O cenário ilustra uma contradição gritante no planeamento urbano de Luanda. A Empresa Pública de Águas de Luanda (EPAL) chegou a instalar a rede de fontanários na região. Contudo, as torneiras servem apenas como monumentos de ferro fundido à promessa política: nunca jorraram uma única gota de água.
Para os residentes, o direito humano de acesso à água foi privatizado pelo mercado informal de revenda. Sem alternativas, os munícipes dependem do negócio dos motociclistas “cupapatas”, que cobram a taxa de 100 Kwanzas por cada bidão. Num agregado familiar médio, o custo mensal para garantir o mínimo de sobrevivência hídrica tornou-se um imposto severo e insustentável.
A revolta dos moradores agrava-se quando o foco se vira para as vias de circulação. A pretexto de melhorias, equipas técnicas submeteram as ruas do bairro a intervenções de terraplanagem que ficaram pelo caminho. Em vez de progresso, deixaram valas abertas e terra batida desordenada.
“Estávamos bem com aquela terra. Vieram, cavaram, poeira é poeira, só vieram estragar”, desabafa uma moradora, traduzindo o sentimento de frustração perante o retrocesso na qualidade de vida.
Quando a época pluvial se instala, o caos atinge proporções dramáticas. As crateras acumulam águas residuais e estagnadas, mimetizando rios urbanos insalubres. “Já viste rio? Aqui dá para banhar”, ironiza o residente Adão Martins, apontando para as lagoas que isolam quarteirões inteiros e impedem a mobilidade de peões e automóveis.

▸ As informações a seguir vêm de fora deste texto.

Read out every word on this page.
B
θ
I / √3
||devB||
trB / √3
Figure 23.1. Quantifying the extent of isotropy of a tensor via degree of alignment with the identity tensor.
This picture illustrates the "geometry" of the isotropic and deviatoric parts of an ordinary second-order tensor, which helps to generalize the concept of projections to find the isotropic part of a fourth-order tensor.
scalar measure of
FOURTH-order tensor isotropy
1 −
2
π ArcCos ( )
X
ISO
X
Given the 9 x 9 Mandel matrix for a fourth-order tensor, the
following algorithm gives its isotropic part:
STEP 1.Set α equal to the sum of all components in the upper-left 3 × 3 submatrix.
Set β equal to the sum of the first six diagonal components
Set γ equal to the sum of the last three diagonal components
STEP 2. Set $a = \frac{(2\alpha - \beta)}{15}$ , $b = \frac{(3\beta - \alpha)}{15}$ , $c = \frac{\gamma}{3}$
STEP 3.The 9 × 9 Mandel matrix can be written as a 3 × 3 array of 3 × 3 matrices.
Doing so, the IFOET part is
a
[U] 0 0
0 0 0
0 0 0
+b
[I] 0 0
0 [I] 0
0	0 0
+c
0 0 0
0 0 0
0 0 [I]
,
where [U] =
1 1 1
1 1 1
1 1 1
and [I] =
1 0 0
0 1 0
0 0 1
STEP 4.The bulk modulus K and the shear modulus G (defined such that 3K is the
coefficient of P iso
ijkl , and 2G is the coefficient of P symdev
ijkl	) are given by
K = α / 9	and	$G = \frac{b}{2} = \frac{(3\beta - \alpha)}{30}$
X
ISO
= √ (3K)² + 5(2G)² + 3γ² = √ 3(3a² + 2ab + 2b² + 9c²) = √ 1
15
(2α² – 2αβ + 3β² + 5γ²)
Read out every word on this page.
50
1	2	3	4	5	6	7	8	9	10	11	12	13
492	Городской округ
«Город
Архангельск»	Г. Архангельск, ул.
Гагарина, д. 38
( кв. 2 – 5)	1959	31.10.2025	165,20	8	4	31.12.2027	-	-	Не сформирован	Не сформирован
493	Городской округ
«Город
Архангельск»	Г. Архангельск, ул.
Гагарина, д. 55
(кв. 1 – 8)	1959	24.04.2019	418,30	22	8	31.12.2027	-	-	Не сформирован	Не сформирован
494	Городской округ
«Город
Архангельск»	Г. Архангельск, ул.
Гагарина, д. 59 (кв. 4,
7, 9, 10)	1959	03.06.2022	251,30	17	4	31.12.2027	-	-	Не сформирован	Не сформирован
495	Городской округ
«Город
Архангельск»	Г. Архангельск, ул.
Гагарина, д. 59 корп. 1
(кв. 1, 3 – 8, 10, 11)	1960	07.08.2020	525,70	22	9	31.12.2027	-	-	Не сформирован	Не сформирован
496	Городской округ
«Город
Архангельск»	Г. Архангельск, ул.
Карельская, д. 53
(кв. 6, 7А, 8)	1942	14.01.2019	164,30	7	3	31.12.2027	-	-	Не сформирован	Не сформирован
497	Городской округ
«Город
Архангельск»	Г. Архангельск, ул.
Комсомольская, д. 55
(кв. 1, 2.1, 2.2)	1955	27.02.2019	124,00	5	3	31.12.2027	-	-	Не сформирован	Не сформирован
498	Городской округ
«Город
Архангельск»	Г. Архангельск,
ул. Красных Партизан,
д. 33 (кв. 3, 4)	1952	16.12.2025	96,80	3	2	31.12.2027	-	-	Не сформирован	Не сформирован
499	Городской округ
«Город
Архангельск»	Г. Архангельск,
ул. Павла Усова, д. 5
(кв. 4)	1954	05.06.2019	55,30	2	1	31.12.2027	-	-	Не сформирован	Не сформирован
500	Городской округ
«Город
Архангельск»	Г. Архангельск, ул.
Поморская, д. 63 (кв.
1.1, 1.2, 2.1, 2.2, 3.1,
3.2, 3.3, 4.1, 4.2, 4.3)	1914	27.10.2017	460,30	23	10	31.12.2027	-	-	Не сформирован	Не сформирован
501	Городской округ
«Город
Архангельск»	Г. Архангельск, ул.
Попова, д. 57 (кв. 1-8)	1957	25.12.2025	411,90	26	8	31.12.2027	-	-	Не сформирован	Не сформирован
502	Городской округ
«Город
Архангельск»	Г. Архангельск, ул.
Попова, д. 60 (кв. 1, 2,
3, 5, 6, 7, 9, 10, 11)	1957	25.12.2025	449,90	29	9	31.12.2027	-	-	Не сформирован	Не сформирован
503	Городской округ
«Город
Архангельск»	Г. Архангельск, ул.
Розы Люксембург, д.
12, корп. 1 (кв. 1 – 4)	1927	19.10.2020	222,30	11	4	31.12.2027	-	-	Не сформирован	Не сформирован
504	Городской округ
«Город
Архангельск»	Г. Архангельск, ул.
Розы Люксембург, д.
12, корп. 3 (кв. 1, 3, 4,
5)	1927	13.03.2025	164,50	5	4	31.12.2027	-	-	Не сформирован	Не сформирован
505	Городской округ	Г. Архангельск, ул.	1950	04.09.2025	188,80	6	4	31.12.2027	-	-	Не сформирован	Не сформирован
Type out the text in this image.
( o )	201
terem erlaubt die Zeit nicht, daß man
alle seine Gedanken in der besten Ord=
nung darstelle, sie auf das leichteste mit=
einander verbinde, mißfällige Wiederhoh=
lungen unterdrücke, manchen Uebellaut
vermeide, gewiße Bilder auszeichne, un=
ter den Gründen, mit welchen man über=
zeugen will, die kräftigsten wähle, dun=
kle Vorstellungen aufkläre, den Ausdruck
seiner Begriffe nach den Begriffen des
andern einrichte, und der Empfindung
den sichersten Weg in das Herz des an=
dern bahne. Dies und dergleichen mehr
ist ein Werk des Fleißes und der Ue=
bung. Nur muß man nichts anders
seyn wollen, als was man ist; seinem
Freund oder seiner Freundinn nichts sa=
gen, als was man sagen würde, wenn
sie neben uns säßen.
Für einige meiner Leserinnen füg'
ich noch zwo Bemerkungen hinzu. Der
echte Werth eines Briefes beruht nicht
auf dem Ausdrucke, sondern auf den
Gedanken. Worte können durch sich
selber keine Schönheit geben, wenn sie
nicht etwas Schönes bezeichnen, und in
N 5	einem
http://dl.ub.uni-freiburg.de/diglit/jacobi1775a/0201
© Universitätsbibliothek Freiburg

Este isolamento forçado atinge diretamente os mototaxistas, que funcionam como o único oxigénio de transporte numa zona desprovida de redes públicas. José Domingos, que há dois anos tenta rentabilizar a sua motorizada na Robaldina, relata que trabalhar nestas condições é um exercício de perda financeira. O desgaste das peças, a quebra de amortecedores e o perigo iminente de quedas nas valas ocultas pela lama tornam o negócio inviável.
O clamor da Robaldina não é um pedido de favores, mas sim uma exigência de fiscalização e cumprimento dos deveres do Estado. A Administração Municipal de Viana não pode continuar a remeter-se ao silêncio perante os contactos formais efetuados pelas comissões de moradores.
Urge uma auditoria às obras paradas de terraplanagem e uma articulação séria com a EPAL para ligar os sistemas hídricos já construídos. Até lá, o bairro continuará a ser o reflexo de uma governação que abre valas mas fecha os olhos à realidade socioeconómica das suas populações.